# Lilac blossom wine?



## BernardSmith (May 11, 2015)

Our lilac tree is just coming into bloom and it struck me this morning that the best way to preserve the flowers would be to make a wine from them. Hoping to harvest a gallon pail of blossoms... But as to sugar... Has anyone made lilac wine before? If I wanted to make this a mead, would a varietal honey be better or a basic clover or wild flower honey? Indeed would a mead hide the flavors and so should I go for common or garden sugar? Thoughts? Thanks 

all lilacs are edible, aren't they?


----------



## the_rayway (May 11, 2015)

It sounds like some of the newer lilacs may not be, but the old varieties are.

I did a Lilac mead which is going to be 2 years old in July. I bottled at the one year mark, dry, and was happy with how it was coming along. The only word of caution I can give is to not put too many blossoms in as it will end up being perfume-y.


----------



## Jericurl (May 11, 2015)

Rae,

Did you use the blossoms in your primary or in secondary?

OP, I used petunia blossoms and lemon blossoms in secondary with wine and they both turned out great. I also didn't use as much.


----------



## mikewatkins727 (May 11, 2015)

*Lilac Wine*

Try Jack Keller:

http://winemaking.jackkeller.net/reques91.asp


----------



## the_rayway (May 12, 2015)

@jericurl I used the blossoms in the primary, 1L of packed flowers in 1 Gal (UK). The floral nose is just right, and it's like a Gewurz with floral notes in flavour. 

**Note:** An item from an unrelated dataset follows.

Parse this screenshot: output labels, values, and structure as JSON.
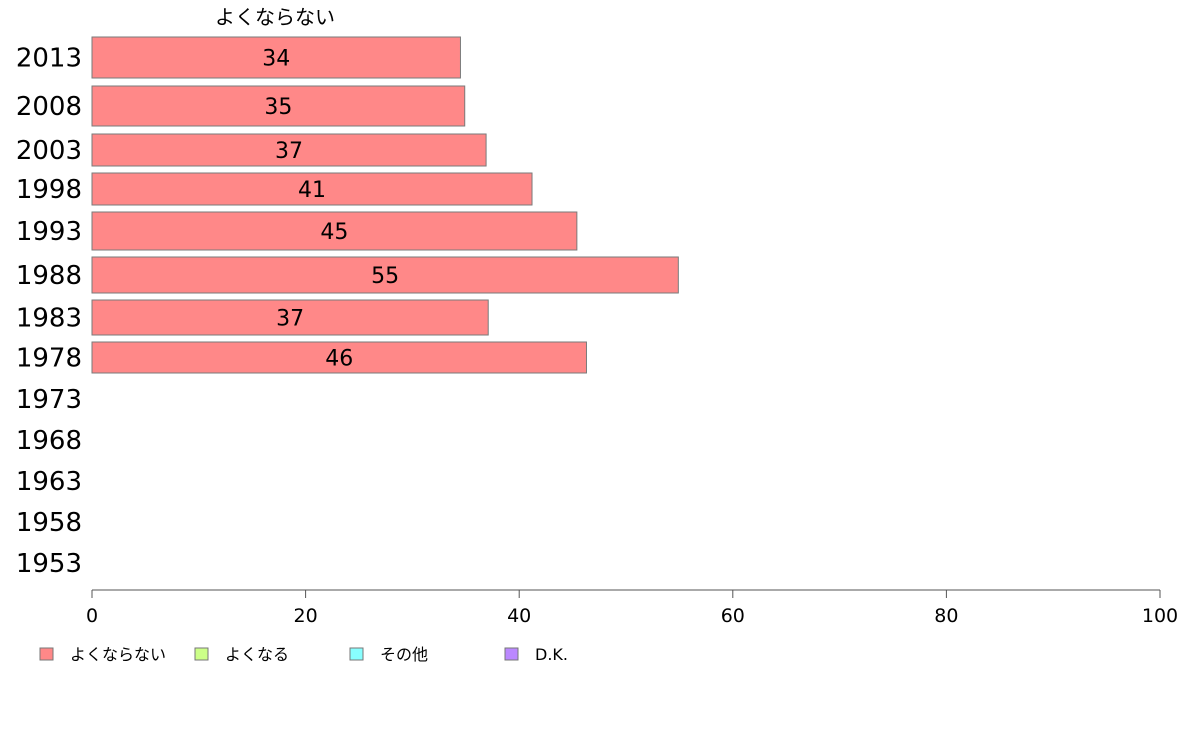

I've got 3 gallons of plain mead that I want to split and put some adds into. I'm wondering if one of the apple tree owners in the neighbourhood will allow me to pick a litre of their flowers


----------



## BernardSmith (May 12, 2015)

Thanks to all who responded. In the end I was able to harvest about 1 gallon of petals (It is some job to remove all the greenery!) and decided to forgo the mead route to see what the wine might taste like in purer form. I am still considering whether to treat this as a folk wine or a wine makers wine. If a folk wine I would aim for a sparkling version and so bottle it perhaps after a month while still full of CO2 - much like folk elderflower wine.


----------